とはいっても、大学時代はそれなりに学生生活を謳歌していた。必ずしも釣りが関心の一番ではなかった。しかし、1年留年して5年がかりで大学を卒業しようとするとき、すでに就職も決まっていて、最後にやり残したことは、やはりスズキを釣り上げることだった。そのころ、近所の釣具屋にもシーバスロッドが並び始めた。当然ながらベイトモデルなどはない。すべてスピニングロッドだった。それをくるっとひっくり返してトリガーを付けたら、ベイトロッドにならないか? 試してみる価値はあった。
買ったのはダイコーのシーバスティックだった。2本継で、長さは確か10フィートだったと思う。スピニングロッドにトリガーを付けるためには、リールシートのフードは下側が固定されていて、上側から締めるタイプでなければならなかった。ダイコーのシーバスティックはちょうどそのような仕様だった。木を削ってトリガーを作り、リールフードの裏側に接着剤で固定し、集結コルク材を削って、グリップに傾斜を設けた。
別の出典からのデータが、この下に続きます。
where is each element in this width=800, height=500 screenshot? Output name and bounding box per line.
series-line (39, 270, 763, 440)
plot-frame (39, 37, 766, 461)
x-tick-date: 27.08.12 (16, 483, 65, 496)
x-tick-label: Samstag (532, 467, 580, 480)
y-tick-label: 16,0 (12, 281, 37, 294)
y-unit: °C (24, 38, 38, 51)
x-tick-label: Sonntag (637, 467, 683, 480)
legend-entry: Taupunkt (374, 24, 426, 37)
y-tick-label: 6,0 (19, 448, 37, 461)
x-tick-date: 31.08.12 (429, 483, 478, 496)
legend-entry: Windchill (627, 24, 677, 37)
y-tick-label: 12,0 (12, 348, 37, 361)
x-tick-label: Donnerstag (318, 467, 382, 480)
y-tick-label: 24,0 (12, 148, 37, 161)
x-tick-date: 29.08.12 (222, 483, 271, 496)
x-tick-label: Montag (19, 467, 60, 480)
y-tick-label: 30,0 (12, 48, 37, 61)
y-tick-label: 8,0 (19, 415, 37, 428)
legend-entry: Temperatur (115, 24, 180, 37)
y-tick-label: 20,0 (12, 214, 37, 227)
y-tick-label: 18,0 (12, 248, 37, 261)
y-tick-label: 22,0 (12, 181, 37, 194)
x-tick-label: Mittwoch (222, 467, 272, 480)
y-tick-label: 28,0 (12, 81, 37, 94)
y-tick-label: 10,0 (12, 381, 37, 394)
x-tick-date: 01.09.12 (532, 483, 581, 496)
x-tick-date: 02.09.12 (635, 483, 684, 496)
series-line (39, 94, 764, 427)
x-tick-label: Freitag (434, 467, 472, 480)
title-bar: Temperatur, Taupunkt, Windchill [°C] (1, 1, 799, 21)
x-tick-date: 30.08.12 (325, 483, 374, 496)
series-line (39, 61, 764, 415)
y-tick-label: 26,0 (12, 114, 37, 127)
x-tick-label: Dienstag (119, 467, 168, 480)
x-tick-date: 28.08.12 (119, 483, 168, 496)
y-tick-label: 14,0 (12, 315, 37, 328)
それはいわば擬似オフセットの原型だった。それにアンバサダー5500Cを装着すると、ごきげんなほど具合がよかった。こうして私は初めてベイトのロングロッドを手に入れた。
ロッドを替えたことで、大きな変化が現れた。とりわけプラグをキャストしやすくなったのだ。投げ竿と比べると、プラグの重さがしっかりとロッドに乗る。バックラッシュしない。これならジェット天秤との併用でなく、プラグ単体でも飛ばせる。シングルハンドのショートロッドと比べるなら、飛距離が格段に伸びた。それまでバックラッシュを嫌い、飛距離を稼ぐためにスプーンに頼ることが多かったのだが、これからは躊躇なくプラグも使える。ということは、ラパラが使えるということだ。さすがに軽いフローティングは5500Cでは厳しい。しかしカウントダウンなら、十分いける。シーバスロッドとの組み合わせで、アンバサダー5500Cが本来のキャスタビリティーを発揮し始めた。
ラパラ。結局それが決定的な要因となって、その年のうちに、初めてのスズキを釣ることができた。10月最後の週の夕暮れ、カウントダウン11cmの黒銀に、ズンと来た。美しいプロポーションの、65cmだった。天を仰いで歓喜した。その出来事は私の世界を一変させた。努力はいつか実るものなのだと、人生で最も大切な真理を学んだ。そしてそれ以降「粘り勝ち」は私の必勝パターンになった。
あの日、5500Cを手に入れた16歳の誕生日から数えると、実に7年が経っていた。その後も、今に至る40年近くにわたって、アンバサダー5500Cは私の愛機となった。私はただの一度も、浮気をしたことがなかった。(うそ。ほんとはちょっとだけした。)